Got a tough listing? It could be worse. Imagine trying to unload Michael Jackson's or Phil Spector's onetime home. That's the reality for several brokers currently selling properties inextricably tied to very public acts of molestation and murder, respectively.
What binds the two is the visibility of the scandals: Both Spector's crime and Jackson's alleged misdeeds ended up as HBO movies. "So many houses in L.A. have a history. All the great ones do," says Hilton & Hyland's Ladd Jackson, who has the listing for Spector's former estate — known as Pyrenees Castle — in Alhambra.
© Michael A. Mariant/APThe nine-bedroom, 10-bathroom French chateau, which is listed for $5.5 million, is where Lana Clarkson was murdered by the music producer in 2003. "The incident happened 20 years ago. Big deal. I get it," says Jackson. "The house is an amazing piece of history, and, truthfully, the incident was just a momentary event."
Jackson has a point. Los Angeles has never been short on tabloid scandals, and in the last 30 years, some of the most high-profile of those scandals have been inextricably tied to real estate. The O.J. Simpson saga involved both the apartment on Bundy Drive owned by Nicole Brown Simpson — where her body, along with Ron Goldman’s, was found after being brutally murdered — and, not far from there, Simpson’s mansion on Rockingham Avenue, which was razed and rebuilt in 1998 (the condo has sold twice since the murders). The 9,000-square-foot Beverly Hills home on Elm Drive where Lyle and Erik Menendez gunned down their parents in 1989 has also sold several times — three, to be exact — since the brothers’ arrest.

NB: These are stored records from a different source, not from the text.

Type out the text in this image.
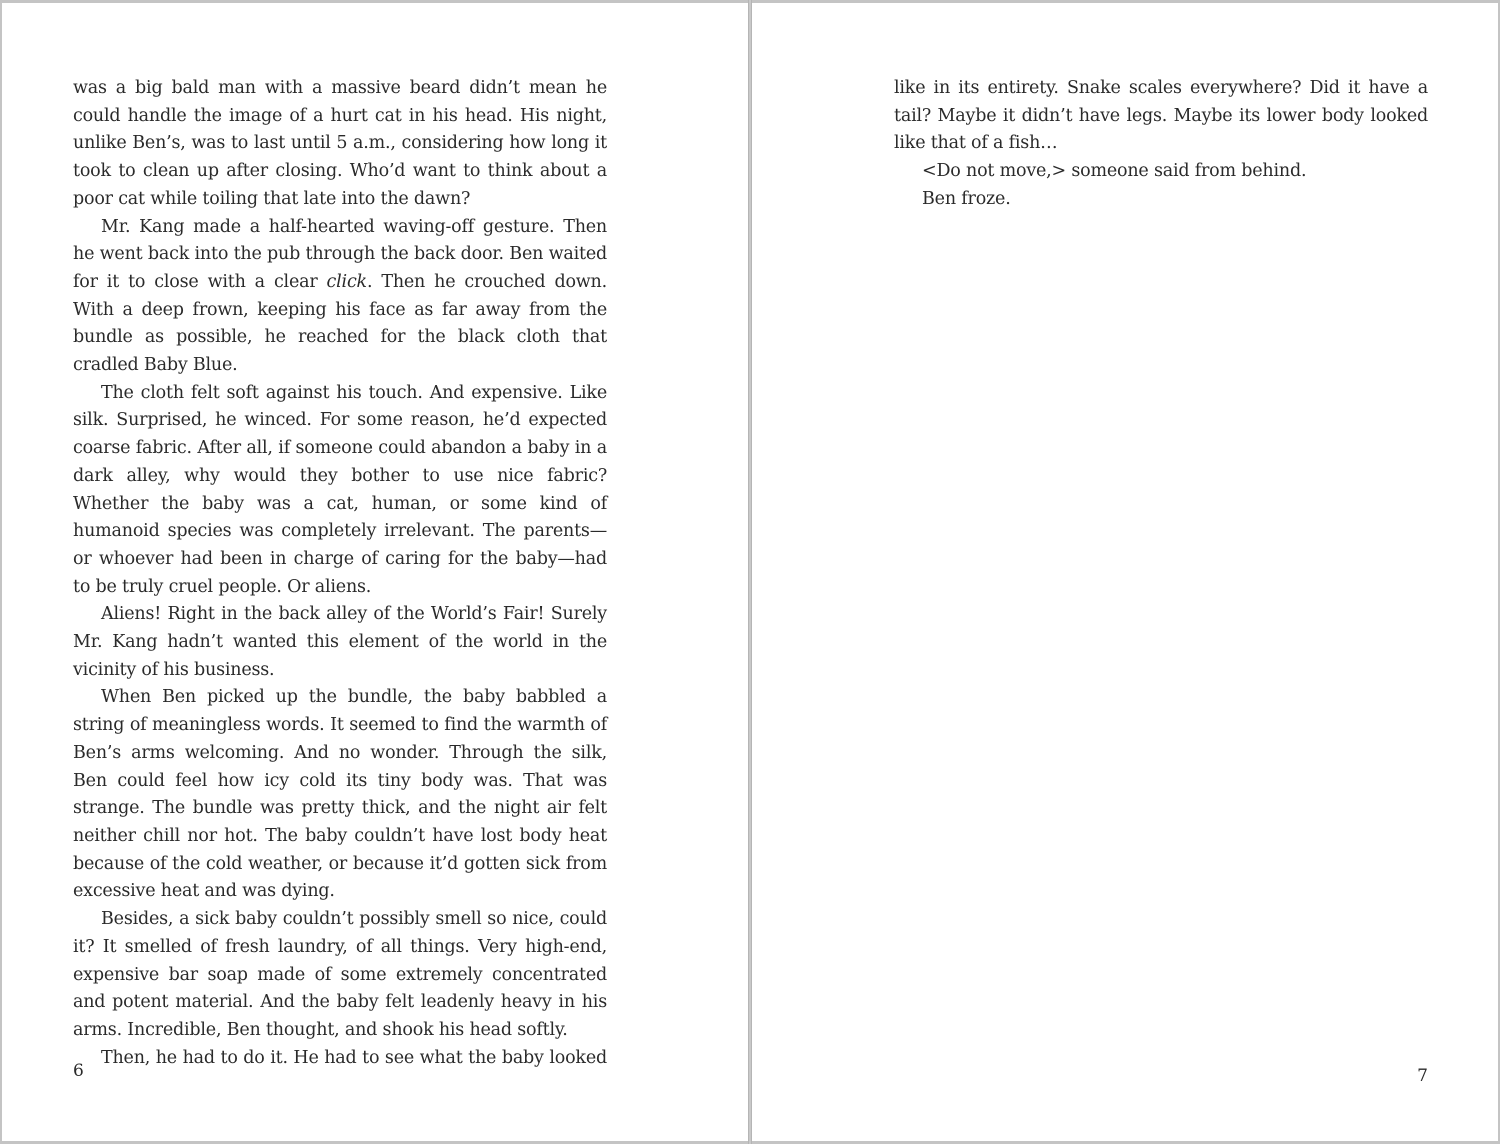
was a big bald man with a massive beard didn’t mean he could handle the image of a hurt cat in his head. His night, unlike Ben’s, was to last until 5 a.m., considering how long it took to clean up after closing. Who’d want to think about a poor cat while toiling that late into the dawn?

Mr. Kang made a half-hearted waving-off gesture. Then he went back into the pub through the back door. Ben waited for it to close with a clear click. Then he crouched down. With a deep frown, keeping his face as far away from the bundle as possible, he reached for the black cloth that cradled Baby Blue.

The cloth felt soft against his touch. And expensive. Like silk. Surprised, he winced. For some reason, he’d expected coarse fabric. After all, if someone could abandon a baby in a dark alley, why would they bother to use nice fabric? Whether the baby was a cat, human, or some kind of humanoid species was completely irrelevant. The parents—or whoever had been in charge of caring for the baby—had to be truly cruel people. Or aliens.

Aliens! Right in the back alley of the World’s Fair! Surely Mr. Kang hadn’t wanted this element of the world in the vicinity of his business.

When Ben picked up the bundle, the baby babbled a string of meaningless words. It seemed to find the warmth of Ben’s arms welcoming. And no wonder. Through the silk, Ben could feel how icy cold its tiny body was. That was strange. The bundle was pretty thick, and the night air felt neither chill nor hot. The baby couldn’t have lost body heat because of the cold weather, or because it’d gotten sick from excessive heat and was dying.

Besides, a sick baby couldn’t possibly smell so nice, could it? It smelled of fresh laundry, of all things. Very high-end, expensive bar soap made of some extremely concentrated and potent material. And the baby felt leadenly heavy in his arms. Incredible, Ben thought, and shook his head softly.

Then, he had to do it. He had to see what the baby looked

6

like in its entirety. Snake scales everywhere? Did it have a tail? Maybe it didn’t have legs. Maybe its lower body looked like that of a fish…

<Do not move,> someone said from behind.

Ben froze.

7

But of the two estates currently on the market, it would seem that Ojai's Sycamore Valley Ranch, previously known as Michael Jackson's Neverland Ranch, has a tougher hill to climb amid new attention on the late pop star's alleged sexual misconduct. The brokers — Compass' Suzanne Perkins and Kyle Forsyth — announced a price cut of $69 million to $31 million days before HBO aired Leaving Neverland, a four-hour documentary that centers on the testimonies of Wade Robson and James Safechuck, who allege that Jackson sexually abused them as children.
"The price has a lot to do with these particular properties," says Westside Estate Agency's Johanna Falduto, who in 1992 sold the Cielo Drive house in L.A. where Sharon Tate was murdered by members of the Manson Family 23 years earlier. "If it's a good deal the right buyer might look the other way."